Whether we’re talking painting or audio files, consuming every iota of available space is rarely attractive.

Extra-Limp Bizkit. I first realized how extreme this was in 2001, when I was doing some in-house work at Interscope Records. One day in the studio I encountered mastered files for a Limp Bizkit track. The waveforms in Pro Tools had no peaks or valleys whatsoever. It was just a fat sausage of nasty-sounding loudness.

Here’s a quick guide to loudness abuse. In Clip 1, you hear the original mix, already with a fair amount of compression. In Clip 2 through Clip 11, I edge up the limiter setting, starting with 2 dB’s worth all the way up to a massive 20 dB reduction.
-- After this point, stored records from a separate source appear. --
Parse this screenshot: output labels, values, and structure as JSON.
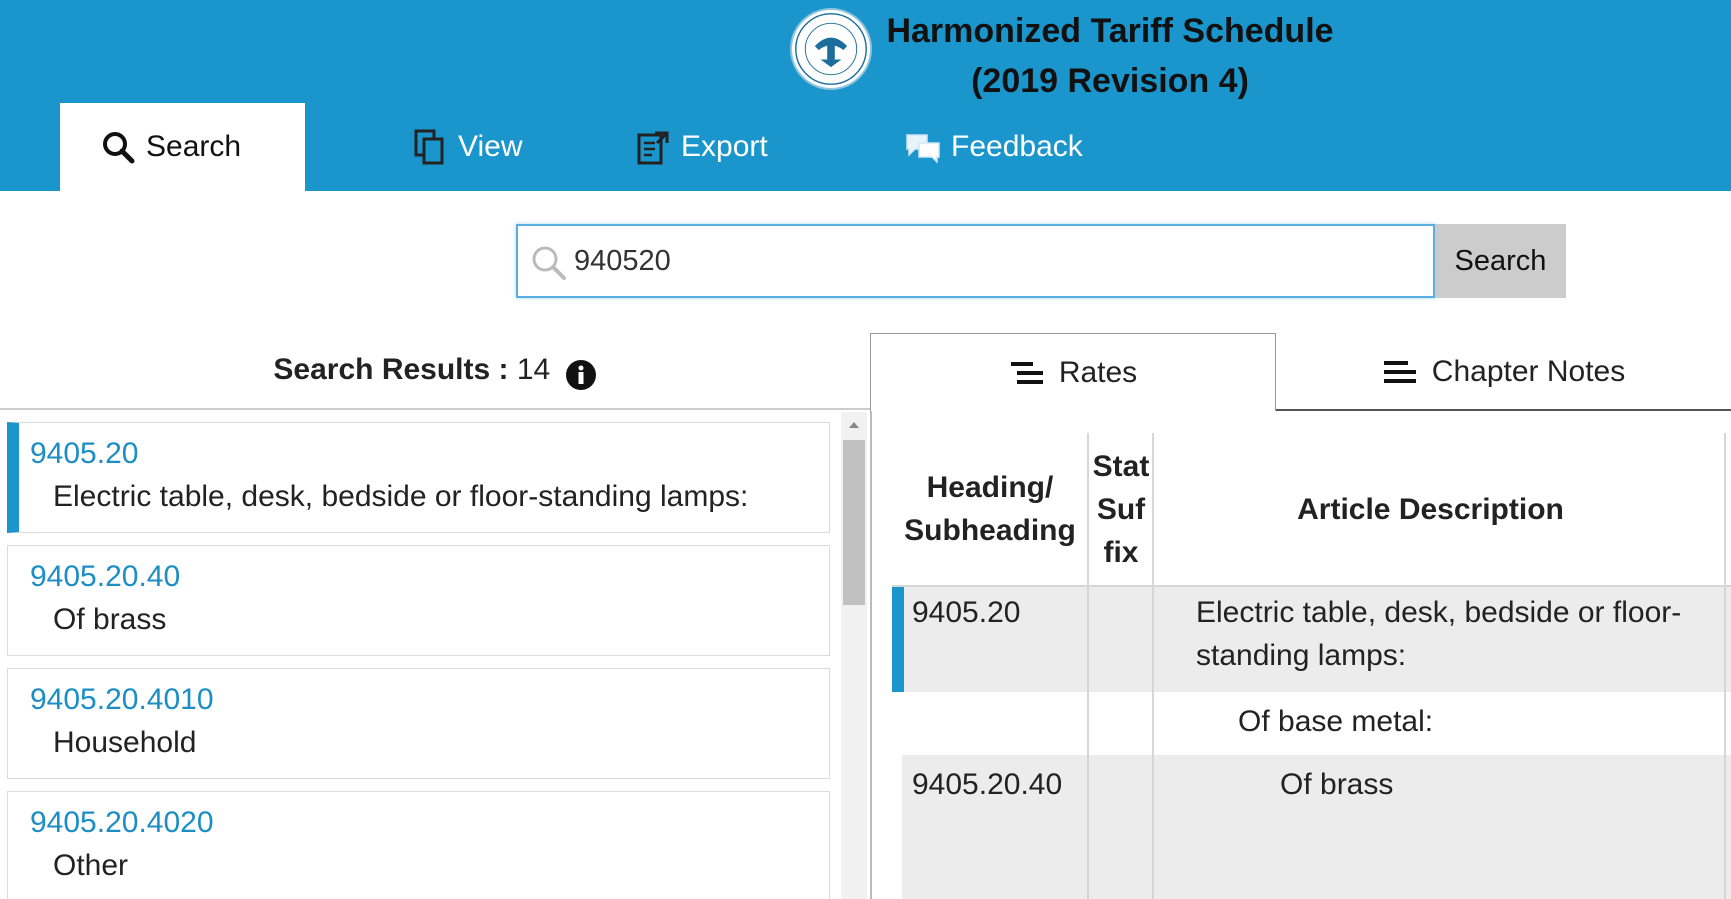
{
  "app": {
    "title_line1": "Harmonized Tariff Schedule",
    "title_line2": "(2019 Revision 4)",
    "seal_icon": "usitc-seal-icon"
  },
  "nav": {
    "tabs": [
      {
        "label": "Search",
        "icon": "search-icon",
        "active": true
      },
      {
        "label": "View",
        "icon": "copy-icon",
        "active": false
      },
      {
        "label": "Export",
        "icon": "export-icon",
        "active": false
      },
      {
        "label": "Feedback",
        "icon": "comments-icon",
        "active": false
      }
    ]
  },
  "search": {
    "value": "940520",
    "button_label": "Search"
  },
  "results": {
    "label": "Search Results :",
    "count": "14",
    "items": [
      {
        "code": "9405.20",
        "desc": "Electric table, desk, bedside or floor-standing lamps:"
      },
      {
        "code": "9405.20.40",
        "desc": "Of brass"
      },
      {
        "code": "9405.20.4010",
        "desc": "Household"
      },
      {
        "code": "9405.20.4020",
        "desc": "Other"
      }
    ]
  },
  "detail": {
    "tabs": [
      {
        "label": "Rates",
        "icon": "list-icon"
      },
      {
        "label": "Chapter Notes",
        "icon": "menu-icon"
      }
    ],
    "columns": {
      "heading_line1": "Heading/",
      "heading_line2": "Subheading",
      "stat_line1": "Stat",
      "stat_line2": "Suf",
      "stat_line3": "fix",
      "description": "Article Description"
    },
    "rows": [
      {
        "heading": "9405.20",
        "desc_line1": "Electric table, desk, bedside or floor-",
        "desc_line2": "standing lamps:"
      },
      {
        "heading": "",
        "desc_line1": "Of base metal:"
      },
      {
        "heading": "9405.20.40",
        "desc_line1": "Of brass"
      }
    ]
  },
  "colors": {
    "header_bg": "#1b96cc",
    "link": "#1b8ec5",
    "row_shade": "#ececec"
  }
}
I’ve used one of the limiter plug-ins from Ozone 8, iZotope’s suite of mastering tools. It’s damn good software. It’s amazing how decent the morbidly over-limited tracks sound! But even though I monitored at low volume, a headache descended at around the time I crossed the -10 dB threshold. (Try toggling between Clip 1 and Clip 11. The contrast isn’t subtle.)

Loudness war correspondent. There’s a long chapter on this topic in Greg Milner’s Perfecting Sound Forever, a brilliant book on recording technology. Milner covers the entire history of recorded sound, with an emphasis on the ways evolving technology changes music, rather than the other way around. (Historians would call this viewpoint “technological determinism.”) He dissects such notoriously over-limited albums as Red Hot Chili Peppers’ Californication, Rush’s Vapor Trails, and Oasis’s (What’s the Story) Morning Glory?

Since Milner’s book was written, there’s been some much-needed backlash to the loudness wars. Still, at the recent NAMM show in Anaheim, one of mainstream rock’s most successful mixing engineers displayed some of his tracks on the big screen. They all looked like that 2001 Limp Bizkit track: total sausage party.

Only you can determine the amount of limiting that brings your mix to life and the amount that squashes it dead. As you experiment, consider this: If you want something to sound really loud, juxtapose maximum and minimum levels. When you hear an oldies jukebox, Joan Jett’s “I Love Rock ’n’ Roll” sounds louder than anything else because there’s silence between every big beat. Much hip-hop and EDM works the same way. The artful use of negative space can make your music loud and dramatic.